Поездка состоялась в октябре, когда на север уже никто не ехал и даже пансионат закрылся на профилактику. Но это не испугало доблестного рыцаря, защищающего трех дам, на которых насланы чары.
В пансионате произошла встреча Григорьича с Альдо, молчаливым сторожем-дурачком, талантливым мастером-косторезом. Разговорив его с помощью бутылки коньяка, удалось узнать весьма любопытные сведения…
Оказалось, летом мастер ходил в лес и нашел там чьи-то кости – подходящий материал для его поделок. Но когда он сел на кочку передохнуть, ему не то приснилась не то привиделась местная ведьма Кулимана, которой мастера когда-то пугала бабка. Да и все в деревеньке, где вырос Альдо, помнили эту вредную Кулиману, творившую людям много пакостей. Недаром, когда ведьма умерла, ее даже не стали хоронить на кладбище – просто выкопали могилу в лесу. Как оказалось, в том самом, куда ходил Альдо.
– Представляешь, Марина, все сошлось! – возбужденно и испуганно блестя глазами, рассказывал потом Григорьич. – В лесу прорубали просеку, и бульдозер, по-видимому, задел могилу. А наш бедный Альдо отправился в лес, а там эти самые кости. Он и взял их, не думаю, откуда они здесь, в конце концов, чьи – от какого зверя. Он ничего такого не думал, взял их в мешок и понес. После чего повстречал саму хозяйку.
– Вот уж этого я не понимаю, – останавливала его рассказ Григорьича. – До сих пор все объяснимо, но как он мог увидеть? Пригрезилась она ему, что ли?
Григорьич с минуту молчал, разминая в пальцах папиросу:
– Да, пригрезилась. Впрочем, можно по-разному назвать. Наши предки считали, что нечистая сила может являться, и знали, как в таких случаях поступить…
– То есть как это – знали? – удивилась она.
– Знали и детей своих учили. До наших дней дошла поговорка: «Если кажется, перекрестись…»
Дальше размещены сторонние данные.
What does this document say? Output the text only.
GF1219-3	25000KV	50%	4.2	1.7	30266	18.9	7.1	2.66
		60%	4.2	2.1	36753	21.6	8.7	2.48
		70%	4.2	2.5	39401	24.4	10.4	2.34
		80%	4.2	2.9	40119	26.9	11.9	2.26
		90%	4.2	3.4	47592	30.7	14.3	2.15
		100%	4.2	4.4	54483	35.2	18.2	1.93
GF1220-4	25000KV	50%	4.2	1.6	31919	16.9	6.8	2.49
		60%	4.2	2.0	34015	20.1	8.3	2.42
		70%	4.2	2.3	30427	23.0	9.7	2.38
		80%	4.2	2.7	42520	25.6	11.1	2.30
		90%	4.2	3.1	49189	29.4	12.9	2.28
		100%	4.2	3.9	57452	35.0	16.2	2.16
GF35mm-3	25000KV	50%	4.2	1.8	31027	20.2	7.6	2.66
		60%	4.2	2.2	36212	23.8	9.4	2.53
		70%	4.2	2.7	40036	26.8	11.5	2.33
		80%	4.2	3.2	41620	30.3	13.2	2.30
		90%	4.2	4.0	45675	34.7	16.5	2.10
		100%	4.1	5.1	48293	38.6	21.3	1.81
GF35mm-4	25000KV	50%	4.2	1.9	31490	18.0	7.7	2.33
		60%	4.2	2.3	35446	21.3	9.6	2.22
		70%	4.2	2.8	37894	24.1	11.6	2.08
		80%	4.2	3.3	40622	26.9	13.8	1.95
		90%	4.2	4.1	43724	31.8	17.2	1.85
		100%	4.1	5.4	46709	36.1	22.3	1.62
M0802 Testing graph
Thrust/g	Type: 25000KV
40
– Все-таки будем держаться реальности, – попросила Марина. – Чтобы без чудес. Скорей всего наш Альдо заснул на кочке, а поскольку ему с детства рассказывали о Кулимане…
– Вот оно как! – Григорьич шумно вздохнул и выпрямил свои неширокие плечи. – Ты считаешь, имел место фактор внушаемости. Но ведь это Альдо рассказывали о Кулимане, а не мне! И не Сережику, не Никите, которых я взял с собой… Да ты знаешь!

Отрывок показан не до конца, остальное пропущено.